Travel Credit Cards

Travel credit cards can be the best way to spend when you're on holiday. But if you don't pay off the balance in full, the interest you incur could wipe out the gains you earned on the exchanged currency.

When abroad, you are usually asked which currency to pay in. As a general rule of thumb, paying in the local currency will offer you a better exchange rate.

If you pay in Canadian dollars, the retailer will do the conversion and the exchange rate they will use is usually worse than your card.

Using a travel credit card and paying in local currency, means that your card does the conversion and the rates are usually excellent.

Note that if you use a standard credit card or even your debit card, the rates offered to you would be quite average. You may also incur fees.

Spending on a travel credit card will usually be cheaper than withdrawing cash. Whilst there may not be any withdrawal fees, you'll likely incur interest on the withdrawal until you pay it off.

If using a debit card, spending will also likely be cheaper than withdrawing cash. Whilst no interest will be incurred, you'll likely be charged an ATM fee or non-Canadian Dollar fee, or both.

It's important to understand that your bank will get an excellent exchange rate when it converts currency for you. They will use the AMEX, Mastercard or Visa wholesale rate which is almost at the spot rate for a currency market.

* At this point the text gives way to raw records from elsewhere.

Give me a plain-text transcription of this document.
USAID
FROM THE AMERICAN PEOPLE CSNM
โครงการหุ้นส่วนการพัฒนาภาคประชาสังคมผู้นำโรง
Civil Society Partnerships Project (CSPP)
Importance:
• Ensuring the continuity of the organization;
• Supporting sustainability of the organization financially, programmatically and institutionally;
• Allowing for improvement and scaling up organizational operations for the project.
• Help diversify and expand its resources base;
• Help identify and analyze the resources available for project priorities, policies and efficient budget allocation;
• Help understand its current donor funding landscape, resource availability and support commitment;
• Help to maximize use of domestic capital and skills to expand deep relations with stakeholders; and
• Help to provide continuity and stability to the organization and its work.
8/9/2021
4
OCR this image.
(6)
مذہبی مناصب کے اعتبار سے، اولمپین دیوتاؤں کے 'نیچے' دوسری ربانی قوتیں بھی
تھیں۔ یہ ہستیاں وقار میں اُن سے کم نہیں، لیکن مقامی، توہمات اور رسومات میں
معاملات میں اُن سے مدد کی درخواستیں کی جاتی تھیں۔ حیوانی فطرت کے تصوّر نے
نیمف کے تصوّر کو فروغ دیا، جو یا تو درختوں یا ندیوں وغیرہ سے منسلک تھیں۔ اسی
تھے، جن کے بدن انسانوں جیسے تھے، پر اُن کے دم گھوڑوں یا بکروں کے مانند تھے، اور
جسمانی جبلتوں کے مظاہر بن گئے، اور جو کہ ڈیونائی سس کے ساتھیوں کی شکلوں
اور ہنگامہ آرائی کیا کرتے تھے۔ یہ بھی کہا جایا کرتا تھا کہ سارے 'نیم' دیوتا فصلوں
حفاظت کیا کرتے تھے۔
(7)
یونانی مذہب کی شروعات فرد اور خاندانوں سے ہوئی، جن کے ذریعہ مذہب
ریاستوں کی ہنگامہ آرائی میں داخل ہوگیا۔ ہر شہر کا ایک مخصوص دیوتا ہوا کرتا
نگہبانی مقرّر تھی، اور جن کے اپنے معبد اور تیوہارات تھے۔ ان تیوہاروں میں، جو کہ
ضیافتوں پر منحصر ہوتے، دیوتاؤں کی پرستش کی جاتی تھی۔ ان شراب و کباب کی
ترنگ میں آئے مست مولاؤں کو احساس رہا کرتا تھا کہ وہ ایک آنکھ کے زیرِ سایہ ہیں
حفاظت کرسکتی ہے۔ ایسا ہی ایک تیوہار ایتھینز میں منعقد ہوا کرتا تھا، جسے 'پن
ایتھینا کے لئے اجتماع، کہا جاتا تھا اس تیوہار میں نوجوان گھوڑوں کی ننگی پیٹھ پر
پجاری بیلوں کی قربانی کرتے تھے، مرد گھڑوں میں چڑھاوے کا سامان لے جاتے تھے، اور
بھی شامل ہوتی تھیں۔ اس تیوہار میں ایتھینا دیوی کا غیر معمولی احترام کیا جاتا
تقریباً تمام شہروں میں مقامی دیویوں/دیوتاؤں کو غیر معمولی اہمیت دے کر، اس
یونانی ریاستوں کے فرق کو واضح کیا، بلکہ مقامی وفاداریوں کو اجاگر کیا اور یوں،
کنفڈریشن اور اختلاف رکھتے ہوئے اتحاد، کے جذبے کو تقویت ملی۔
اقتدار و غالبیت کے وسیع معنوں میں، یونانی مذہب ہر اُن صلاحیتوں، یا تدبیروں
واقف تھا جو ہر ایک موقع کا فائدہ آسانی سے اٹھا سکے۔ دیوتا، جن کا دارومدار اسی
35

Whilst this is great of course, a bank will then likely charge you a non-Canadian Dollar exchange fee. So it's worth looking into a travel credit card instead, where fees aren't added and you still get excellent exchange rates.

If you travel abroad frequently, then a travel credit card is a worthy tool to have. They offer excellent exchange rates and waive fees usually incurred by standard credit cards or banks.

You can usually use standard credit cards, or a debit card abroad. But you will likely incur fees to do so. This could be a non-Canadian Dollar transaction fee. If withdrawing cash, an ATM fee may apply and you will likely incur interest using a standard credit card.

A good alternative, a prepaid travel card allows you to top them up with a currency of your choice. You can even secure an exchange rate in advance. Whilst some cards have large fees, there are many options available. You can read more here.

A travel credit card will allow you to withdraw cash. You may still have to pay an ATM fee, and there will likely be interest charged from the date of withdrawal to when you pay it off.

You could of course exchange currency at your local currency conversion store or at the airport before you travel. Both may charge you a commission fee, and are unlikely to offer a better exchange rate than a travel credit card.